It all started on a lazy Sunday afternoon back in December. The new issue of Business Week had just arrived and it had an interesting-looking cover about a new technology called "cloud computing". The long-haired guy on the cover looked somewhat out of place for the usual BW fair, but I had never heard about the technology and so it piqued my interest. Reading through the article, it turned out to be about massively parallel computing platforms and their emerging impact on the business world of web-scale information processing. The guy on the cover, Christophe Bisciglia, was a young engineer at Google who had become their cloud computing guru and was working with some universities to establish curricula for teaching students about this new technology.
As a necessary ingredient of their web search business, Google had developed a way to use massive arrays of general purpose computers as a single computational platform. They had racks and racks full of off-the-shelf PCs, each with its own memory and disk drive. Using proprietary technology based upon an old functional programming technique called Map/Reduce they are able to store massive amounts of web search data redundantly on these computer arrays and run jobs over a database consisting of the entire world wide web. I'd always wondered how they did it.
The article went on to mention Hadoop, an open source version of this technology that was being developed by Yahoo!, IBM, Amazon and other companies to make this technology available under the Apache Software Foundation's flexible licensing terms.
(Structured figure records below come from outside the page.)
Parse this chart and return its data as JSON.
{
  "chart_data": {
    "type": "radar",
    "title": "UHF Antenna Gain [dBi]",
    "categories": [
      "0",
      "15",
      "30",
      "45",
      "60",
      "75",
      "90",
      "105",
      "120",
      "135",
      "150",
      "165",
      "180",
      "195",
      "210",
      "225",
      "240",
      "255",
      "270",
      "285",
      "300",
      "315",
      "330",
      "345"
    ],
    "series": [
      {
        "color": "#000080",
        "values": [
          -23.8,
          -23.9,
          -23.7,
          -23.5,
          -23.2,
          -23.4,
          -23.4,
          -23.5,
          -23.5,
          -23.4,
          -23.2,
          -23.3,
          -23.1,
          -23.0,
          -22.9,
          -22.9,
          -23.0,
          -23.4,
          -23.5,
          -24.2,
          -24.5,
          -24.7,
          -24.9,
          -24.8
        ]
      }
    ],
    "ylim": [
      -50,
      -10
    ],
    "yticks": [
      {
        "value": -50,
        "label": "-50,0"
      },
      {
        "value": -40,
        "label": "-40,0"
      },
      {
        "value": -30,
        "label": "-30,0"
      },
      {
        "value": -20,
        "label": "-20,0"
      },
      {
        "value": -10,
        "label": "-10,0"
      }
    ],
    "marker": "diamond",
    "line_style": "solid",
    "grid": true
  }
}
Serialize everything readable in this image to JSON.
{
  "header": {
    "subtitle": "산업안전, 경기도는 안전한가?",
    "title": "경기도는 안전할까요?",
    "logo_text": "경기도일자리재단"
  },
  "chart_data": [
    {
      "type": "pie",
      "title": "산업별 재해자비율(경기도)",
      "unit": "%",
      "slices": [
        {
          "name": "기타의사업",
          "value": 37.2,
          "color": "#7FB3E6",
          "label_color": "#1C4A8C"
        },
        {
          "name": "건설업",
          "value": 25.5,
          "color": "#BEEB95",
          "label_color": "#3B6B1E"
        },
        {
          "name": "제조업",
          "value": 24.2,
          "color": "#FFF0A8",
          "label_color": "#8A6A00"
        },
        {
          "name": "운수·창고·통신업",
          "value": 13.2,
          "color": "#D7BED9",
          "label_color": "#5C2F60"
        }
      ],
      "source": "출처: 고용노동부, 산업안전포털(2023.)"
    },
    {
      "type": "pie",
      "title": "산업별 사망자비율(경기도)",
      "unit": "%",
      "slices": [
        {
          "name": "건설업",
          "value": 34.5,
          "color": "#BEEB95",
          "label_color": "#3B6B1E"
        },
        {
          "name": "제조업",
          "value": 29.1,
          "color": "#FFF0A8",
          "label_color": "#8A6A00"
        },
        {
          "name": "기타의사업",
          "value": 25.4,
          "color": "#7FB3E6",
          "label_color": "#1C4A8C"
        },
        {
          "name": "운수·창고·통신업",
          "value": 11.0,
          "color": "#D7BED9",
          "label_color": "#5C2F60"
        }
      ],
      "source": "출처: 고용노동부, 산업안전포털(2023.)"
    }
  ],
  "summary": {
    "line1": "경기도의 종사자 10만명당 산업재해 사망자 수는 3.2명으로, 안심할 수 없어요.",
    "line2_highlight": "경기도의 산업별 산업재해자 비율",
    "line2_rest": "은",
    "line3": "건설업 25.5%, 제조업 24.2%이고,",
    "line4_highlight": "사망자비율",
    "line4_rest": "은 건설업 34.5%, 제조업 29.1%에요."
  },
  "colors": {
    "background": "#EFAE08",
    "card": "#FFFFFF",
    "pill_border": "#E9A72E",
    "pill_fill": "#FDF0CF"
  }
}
Though this was a competitive effort to the Google work, it was behind them on the learning curve and it provided an open platform to train young engineers to think in terms of these massively parallel computations.
It also provided me with a window into this new technology. That evening, I downloaded a copy and started reading the documentation. By midnight, I had a 1-node Hadoop cloud running on my laptop and was running some of the example jobs. The next day I want into my office at CollabNet and commandeered a few of my colleague's Linux boxes to build a 12-node cloud that had over a terabyte of storage and a dozen CPUs. Then I went looking for some data to munch with it.
CollabNet's in the globally-distributed software development business, not the web search business and so about the only large sources of data we had were the logs from our Apache web servers. I got ops to give me about 6 gb of logs and started writing a program to extract some usage information from them. In short time, I had my first map/reduce application tested using the very fine Eclipse plugin provided by IBM. I ran it on a single-node cluster against 5 months of logs and the program took about 120 minutes to complete. Then I launched it on my 12-node cloud and it took only 12 minutes - almost linear scalability with cluster size. This really cemented my interest.
There was one aspect of CollabNet's business that, I felt, might benefit from this technology. CUBiT, a nascent product designed to manage pools of developer boxes, allows engineers to check a machine out from a pool, install a particular operating system profile on it, check out a particular version of our software, build it and use it for testing. Using the CUBiT user interface, I was able to see that we had literally hundreds of Linux boxes in use around the company. I was also able to see that most of them were only about 2-5% utilized, sitting there stirring and warming the air in their machine rooms most of the time just waiting for engineers to need them.
We were sitting on top of a massive supercomputer and did not even realize it! How many of our customers had similar environments? Our customers included major Fortune 1000 corporations. Probably ours was one of the smallest latent clouds around. What if we bundled Hadoop into CUBiT? It would be totally opportunistic as a product feature but it would enable our customers to develop and run jobs that they never even dreamed were possible, right in their own laboratories, for free. "Buy CUBiT, get a free supercomputer" became my mantra.